Società

Quel 10 maggio di trent’anni fa

di Francesco De Crescenzo

«La storia ha voluto una data»: così c’era scritto su uno dei tanti striscioni esposti alla Stadio San Paolo quel giorno. Era il 10 maggio del 1987, esattamente trent’anni fa. Quanta nostalgia e quanti bei ricordi: la S.S.C. Napoli si laureava per la prima volta, in sessant’anni di vita, Campione d’Italia.

Il Napoli entrava così meritatamente nella storia del calcio italiano, ma per noi napoletani non era solo questo, rappresentava molto di più: era una rivincita morale nei confronti dell’Italia tutta, calcistica e non. Rappresentava il rilancio di Napoli, era la dimostrazione che potevamo farcela.

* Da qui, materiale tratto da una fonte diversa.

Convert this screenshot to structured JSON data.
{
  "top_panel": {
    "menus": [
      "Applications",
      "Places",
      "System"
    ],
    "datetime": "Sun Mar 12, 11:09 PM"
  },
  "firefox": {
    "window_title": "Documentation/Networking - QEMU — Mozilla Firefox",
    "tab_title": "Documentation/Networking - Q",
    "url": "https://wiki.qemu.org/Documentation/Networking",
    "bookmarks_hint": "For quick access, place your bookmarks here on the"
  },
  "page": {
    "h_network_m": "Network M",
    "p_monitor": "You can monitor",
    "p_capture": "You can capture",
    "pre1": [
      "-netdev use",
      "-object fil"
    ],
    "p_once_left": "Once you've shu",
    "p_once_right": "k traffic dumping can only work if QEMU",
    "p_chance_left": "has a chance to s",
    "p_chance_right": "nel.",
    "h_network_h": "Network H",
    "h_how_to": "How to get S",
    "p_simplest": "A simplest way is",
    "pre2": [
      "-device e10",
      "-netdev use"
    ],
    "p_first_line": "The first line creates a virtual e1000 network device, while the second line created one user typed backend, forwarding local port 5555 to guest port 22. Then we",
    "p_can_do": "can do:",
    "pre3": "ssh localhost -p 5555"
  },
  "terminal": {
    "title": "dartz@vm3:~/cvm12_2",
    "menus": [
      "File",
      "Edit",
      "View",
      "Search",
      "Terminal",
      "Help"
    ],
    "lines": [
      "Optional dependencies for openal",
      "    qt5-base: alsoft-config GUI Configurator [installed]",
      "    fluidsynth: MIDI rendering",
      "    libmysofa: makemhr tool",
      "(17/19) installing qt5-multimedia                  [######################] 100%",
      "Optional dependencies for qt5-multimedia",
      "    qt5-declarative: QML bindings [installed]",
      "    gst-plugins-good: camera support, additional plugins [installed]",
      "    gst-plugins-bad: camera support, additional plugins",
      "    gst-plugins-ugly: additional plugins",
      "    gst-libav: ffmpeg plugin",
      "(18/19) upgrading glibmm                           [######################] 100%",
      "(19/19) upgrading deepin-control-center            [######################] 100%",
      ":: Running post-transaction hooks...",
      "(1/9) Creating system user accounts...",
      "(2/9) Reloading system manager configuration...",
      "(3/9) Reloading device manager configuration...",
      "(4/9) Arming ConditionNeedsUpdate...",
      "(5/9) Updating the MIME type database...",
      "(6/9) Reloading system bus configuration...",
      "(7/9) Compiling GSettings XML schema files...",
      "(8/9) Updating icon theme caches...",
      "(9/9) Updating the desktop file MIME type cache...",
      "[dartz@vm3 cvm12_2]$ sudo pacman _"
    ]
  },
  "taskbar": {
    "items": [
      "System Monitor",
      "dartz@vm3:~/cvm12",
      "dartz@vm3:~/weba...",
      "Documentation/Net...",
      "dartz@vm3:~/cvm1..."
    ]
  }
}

Si perché quello scudetto era stato vinto non solo sul campo e non solo contro le squadre che erano state affrontate di volta in volta, ma anche e soprattutto contro lo strapotere del nord, contro gli arbitri, contro gli intrighi di palazzo.

Di quel giorno ricordo ogni momento, come se fosse stato ieri, l’attesa spasmodica del pre-partita, la sofferenza durante la gara, che ascoltai alla radio – all’epoca non c’erano le paytv  – perché non ero riuscito a procurami un biglietto per lo stadio.

Dal gol del vantaggio del Napoli, nato da uno spunto del solito Maradona e finalizzato da Andrea Carnevale dopo un assist di tacco di Bruno Giordano.
Al pari della Fiorentina, realizzato su calcio piazzato dall’allora astro nascente Roberto Baggio.

Dopo poco o nulla, l’attesa per quel triplice fischio era spasmodica …
Intanto dagli altri stadi arrivavano notizie favorevoli, come la sconfitta dell’Internazionale, diretta antagonista del Napoli.

Poi finalmente alle 17.47 l’arbitro Luigi Pairetto mise fine alla gara.

La città era tutta azzurra, vestita a festa da bandiere e striscioni, dove appunto la fantasia dei napoletani aveva avuto libero sfogo.

Non a caso all’inizio di questo breve racconto ne ho citato uno, che secondo me è tra i più significativi di quel giorno, atto a sottolineare la coincidenza con l’ingresso a Napoli, lo stesso giorno ma del 1734, di Carlo III di Borbone che fece di Napoli Capitale di un regno autonomo e indipendente.

Il 10 maggio, quindi, giorno di gioie per i napoletani, prima Capitale di un Regno poi capitale del Calcio, 10 come il numero di maglia del suo calciatore più rappresentativo, il più forte e mai dimenticato Diego Armando Maradona.

Nulla guastò quella festa, nemmeno il pareggio interno con la Fiorentina, persino i tg nazionali dovettero sottolineare che durante i festeggiamenti del post gara non si registrarono particolari incidenti, notizie di furti, rapine e quant’altro: tutti dovettero riconoscere la grandezza di una città tornata ad essere, anche se per un giorno, Capitale.